3. How do service ownership and product thinking interact?

Service ownership helps define what is non-negotiable from an ethical or societal standpoint (e.g., editorial independence or representing the whole country), while product thinking optimises the experience within those boundaries.

  • Role ambiguity can cause tension. The proliferation of roles like Service Owners, Product Managers, Delivery Managers can lead to confusion over lanes and responsibilities. Organisations need to focus less on job titles and more on clear boundaries of ownership and shared outcomes.
  • It bridges the digital/physical divide. Service Owner roles often emerge to codify the gap between digital products and complex, multi-channel real-world interactions. Good product management should encompass the end-to-end journey, but service ownership ensures non-digital outcomes are not ignored. Leaders must define clear domains of ownership that bridge the digital/physical divide.

4. How do you perceive the role of central strategy, standards, and platforms related to product?

Central standards are vital for avoiding duplication (e.g., preventing 20 different sign-in services), but they become problematic when they are top-down directives from those removed from delivery.

  • Size helps shape the market. The public sector is a massive buyer with the leverage to force global changes. Rather than accepting off-the-shelf risks, the NHS used its weight to force major tech vendors to reclassify their AI tools as ‘medical devices’. If the public sector sets the safety bar, the market must follow.
  • Innovation happens at the edge. The most effective solutions often come from frontline teams who understand the specific context, rather than from a central strategy unit. Effective standards should be informed by practitioners who have been there and done it.
  • Unified architecture breaks down silos. Moving from business-unit-specific apps to a unified business layer allows data and content to flow freely. For the BBC, this meant decoupling content from specific News or Sport silos to deliver a personalised cross-platform experience.

5. How do you measure impact and value in the public sector?

Product teams must demonstrate that their presence creates value greater than the sum of their parts. This involves moving the narrative from ‘how much did we spend?’ (burn rate) to ‘what outcome did we achieve?’ (return on investment).
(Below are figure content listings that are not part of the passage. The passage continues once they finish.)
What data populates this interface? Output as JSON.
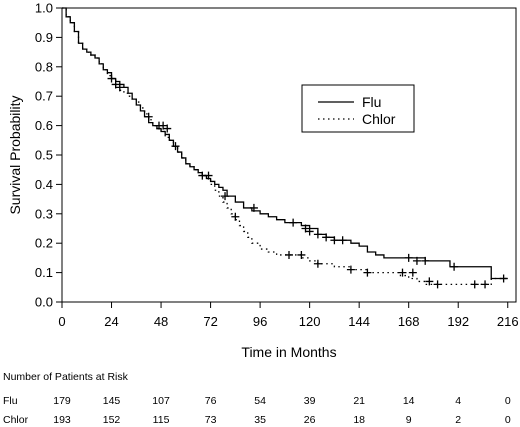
{
  "chart_data": {
    "type": "line",
    "subtype": "kaplan-meier",
    "title": "",
    "xlabel": "Time in Months",
    "ylabel": "Survival Probability",
    "xlim": [
      0,
      220
    ],
    "ylim": [
      0,
      1
    ],
    "xticks": [
      "0",
      "24",
      "48",
      "72",
      "96",
      "120",
      "144",
      "168",
      "192",
      "216"
    ],
    "xtick_values": [
      0,
      24,
      48,
      72,
      96,
      120,
      144,
      168,
      192,
      216
    ],
    "yticks": [
      "0.0",
      "0.1",
      "0.2",
      "0.3",
      "0.4",
      "0.5",
      "0.6",
      "0.7",
      "0.8",
      "0.9",
      "1.0"
    ],
    "ytick_values": [
      0,
      0.1,
      0.2,
      0.3,
      0.4,
      0.5,
      0.6,
      0.7,
      0.8,
      0.9,
      1.0
    ],
    "grid": false,
    "legend_position": "right",
    "series": [
      {
        "name": "Flu",
        "line_style": "solid",
        "color": "#000000",
        "x": [
          0,
          2,
          4,
          6,
          8,
          10,
          12,
          14,
          16,
          18,
          20,
          22,
          24,
          26,
          28,
          30,
          32,
          34,
          36,
          38,
          40,
          42,
          44,
          46,
          48,
          50,
          52,
          54,
          56,
          58,
          60,
          62,
          64,
          66,
          68,
          70,
          72,
          74,
          76,
          78,
          80,
          84,
          88,
          92,
          96,
          100,
          104,
          108,
          112,
          116,
          120,
          124,
          128,
          132,
          136,
          140,
          144,
          148,
          152,
          156,
          160,
          164,
          168,
          172,
          176,
          180,
          184,
          188,
          192,
          196,
          200,
          206,
          208,
          216
        ],
        "y": [
          1.0,
          0.97,
          0.95,
          0.92,
          0.88,
          0.86,
          0.85,
          0.84,
          0.83,
          0.81,
          0.79,
          0.78,
          0.76,
          0.75,
          0.74,
          0.73,
          0.71,
          0.69,
          0.67,
          0.65,
          0.63,
          0.61,
          0.6,
          0.59,
          0.58,
          0.57,
          0.55,
          0.53,
          0.51,
          0.49,
          0.47,
          0.46,
          0.45,
          0.44,
          0.43,
          0.42,
          0.41,
          0.4,
          0.39,
          0.38,
          0.36,
          0.34,
          0.32,
          0.31,
          0.3,
          0.29,
          0.28,
          0.27,
          0.27,
          0.26,
          0.25,
          0.23,
          0.22,
          0.21,
          0.21,
          0.2,
          0.19,
          0.17,
          0.16,
          0.15,
          0.15,
          0.15,
          0.15,
          0.15,
          0.14,
          0.14,
          0.14,
          0.12,
          0.12,
          0.12,
          0.12,
          0.12,
          0.08,
          0.08
        ],
        "censor_x": [
          26,
          42,
          47,
          49,
          51,
          68,
          71,
          79,
          93,
          112,
          118,
          120,
          124,
          128,
          132,
          136,
          168,
          172,
          176,
          190,
          214
        ],
        "censor_y": [
          0.74,
          0.63,
          0.6,
          0.6,
          0.59,
          0.43,
          0.43,
          0.36,
          0.32,
          0.27,
          0.25,
          0.24,
          0.23,
          0.22,
          0.21,
          0.21,
          0.15,
          0.14,
          0.14,
          0.12,
          0.08
        ]
      },
      {
        "name": "Chlor",
        "line_style": "dotted",
        "color": "#000000",
        "x": [
          0,
          2,
          4,
          6,
          8,
          10,
          12,
          14,
          16,
          18,
          20,
          22,
          24,
          26,
          28,
          30,
          32,
          34,
          36,
          38,
          40,
          42,
          44,
          46,
          48,
          50,
          52,
          54,
          56,
          58,
          60,
          62,
          64,
          66,
          68,
          70,
          72,
          74,
          76,
          78,
          80,
          82,
          84,
          86,
          88,
          90,
          92,
          96,
          100,
          104,
          108,
          112,
          116,
          120,
          124,
          128,
          132,
          136,
          140,
          144,
          148,
          152,
          156,
          160,
          164,
          168,
          172,
          176,
          180,
          184,
          188,
          192,
          196,
          200,
          204,
          208,
          216
        ],
        "y": [
          1.0,
          0.97,
          0.95,
          0.92,
          0.88,
          0.86,
          0.85,
          0.84,
          0.83,
          0.81,
          0.79,
          0.77,
          0.76,
          0.74,
          0.72,
          0.71,
          0.7,
          0.69,
          0.68,
          0.66,
          0.64,
          0.62,
          0.6,
          0.59,
          0.58,
          0.56,
          0.55,
          0.53,
          0.51,
          0.49,
          0.47,
          0.46,
          0.45,
          0.44,
          0.43,
          0.42,
          0.4,
          0.38,
          0.36,
          0.34,
          0.32,
          0.3,
          0.28,
          0.26,
          0.24,
          0.22,
          0.2,
          0.18,
          0.17,
          0.16,
          0.16,
          0.16,
          0.15,
          0.14,
          0.13,
          0.13,
          0.12,
          0.12,
          0.11,
          0.11,
          0.1,
          0.1,
          0.1,
          0.1,
          0.09,
          0.08,
          0.07,
          0.06,
          0.06,
          0.06,
          0.06,
          0.06,
          0.06,
          0.06,
          0.06,
          0.08,
          0.08
        ],
        "censor_x": [
          24,
          28,
          55,
          84,
          110,
          116,
          124,
          140,
          148,
          165,
          170,
          178,
          182,
          200,
          205
        ],
        "censor_y": [
          0.76,
          0.73,
          0.53,
          0.29,
          0.16,
          0.16,
          0.13,
          0.11,
          0.1,
          0.1,
          0.1,
          0.07,
          0.06,
          0.06,
          0.06
        ]
      }
    ]
  },
  "risk_table": {
    "heading": "Number of Patients at Risk",
    "rows": [
      {
        "label": "Flu",
        "values": [
          "179",
          "145",
          "107",
          "76",
          "54",
          "39",
          "21",
          "14",
          "4",
          "0"
        ]
      },
      {
        "label": "Chlor",
        "values": [
          "193",
          "152",
          "115",
          "73",
          "35",
          "26",
          "18",
          "9",
          "2",
          "0"
        ]
      }
    ]
  }
}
  • Metrics must define value clearly. Without profit as a proxy, value must be defined by outcomes relevant to the charter or mission such as weekly active accounts to prove public utility for the BBC, or clinical safety improvements for the NHS.
  • Aligning measurement is difficult but necessary. Different departments (e.g., Editorial vs. Product) may measure the same metric differently. Establishing a shared language and definitions is a prerequisite for success.
  • Tracking digital spend remains a challenge. Traditional business case processes often fail to account for digital delivery mechanisms early enough. There is a move toward digitising governance to better track how investment translates to digital outcomes.

6. From the Q&A: Balancing cost, investment, and innovation

Innovation is a byproduct of culture, so assigning one person to be Head of Innovation can be misleading. True innovation is a team sport that occurs when cross-functional teams (product, design, engineering) solve real problems within constraints.
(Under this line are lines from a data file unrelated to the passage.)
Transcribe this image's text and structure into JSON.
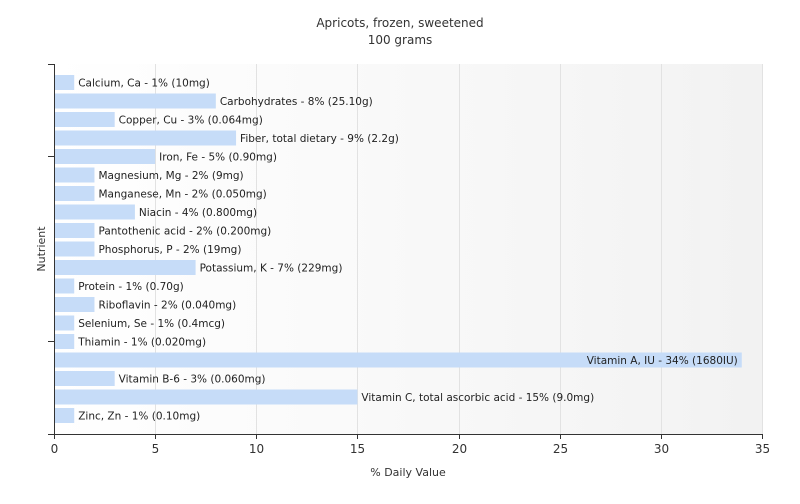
{
  "chart_data": {
    "type": "bar",
    "orientation": "horizontal",
    "title": "Apricots, frozen, sweetened",
    "subtitle": "100 grams",
    "xlabel": "% Daily Value",
    "ylabel": "Nutrient",
    "xlim": [
      0,
      35
    ],
    "xticks": [
      0,
      5,
      10,
      15,
      20,
      25,
      30,
      35
    ],
    "grid": true,
    "bar_color": "#c6dcf8",
    "categories": [
      "Calcium, Ca",
      "Carbohydrates",
      "Copper, Cu",
      "Fiber, total dietary",
      "Iron, Fe",
      "Magnesium, Mg",
      "Manganese, Mn",
      "Niacin",
      "Pantothenic acid",
      "Phosphorus, P",
      "Potassium, K",
      "Protein",
      "Riboflavin",
      "Selenium, Se",
      "Thiamin",
      "Vitamin A, IU",
      "Vitamin B-6",
      "Vitamin C, total ascorbic acid",
      "Zinc, Zn"
    ],
    "values": [
      1,
      8,
      3,
      9,
      5,
      2,
      2,
      4,
      2,
      2,
      7,
      1,
      2,
      1,
      1,
      34,
      3,
      15,
      1
    ],
    "labels": [
      "Calcium, Ca - 1% (10mg)",
      "Carbohydrates - 8% (25.10g)",
      "Copper, Cu - 3% (0.064mg)",
      "Fiber, total dietary - 9% (2.2g)",
      "Iron, Fe - 5% (0.90mg)",
      "Magnesium, Mg - 2% (9mg)",
      "Manganese, Mn - 2% (0.050mg)",
      "Niacin - 4% (0.800mg)",
      "Pantothenic acid - 2% (0.200mg)",
      "Phosphorus, P - 2% (19mg)",
      "Potassium, K - 7% (229mg)",
      "Protein - 1% (0.70g)",
      "Riboflavin - 2% (0.040mg)",
      "Selenium, Se - 1% (0.4mcg)",
      "Thiamin - 1% (0.020mg)",
      "Vitamin A, IU - 34% (1680IU)",
      "Vitamin B-6 - 3% (0.060mg)",
      "Vitamin C, total ascorbic acid - 15% (9.0mg)",
      "Zinc, Zn - 1% (0.10mg)"
    ]
  }
}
  • Make costs visible to change behaviour. Teams should be aware of their burn rate. Visualising the cost of a sprint (e.g., ‘Is this slide deck worth £100k of public money?’) focuses the mind on value delivery.
  • Reframe cost as investment. Shifting the language from cost to investment changes the mindset from minimising spend to maximising return.
  • Fix incentives, not just titles. To encourage innovation, organisations must remove the bureaucratic barriers that prevent teams from fixing problems outside their immediate scope. Innovation requires permission to improve the system, not just the product.
  • Diversify your vendor strategy. Innovation often dies in long contracts with massive incumbents. Departments like DEFRA have shifted their supply chain strategy to favor smaller, digital-native suppliers. These partners often move faster, cost less, and bring modern engineering practices that incumbents struggle to match.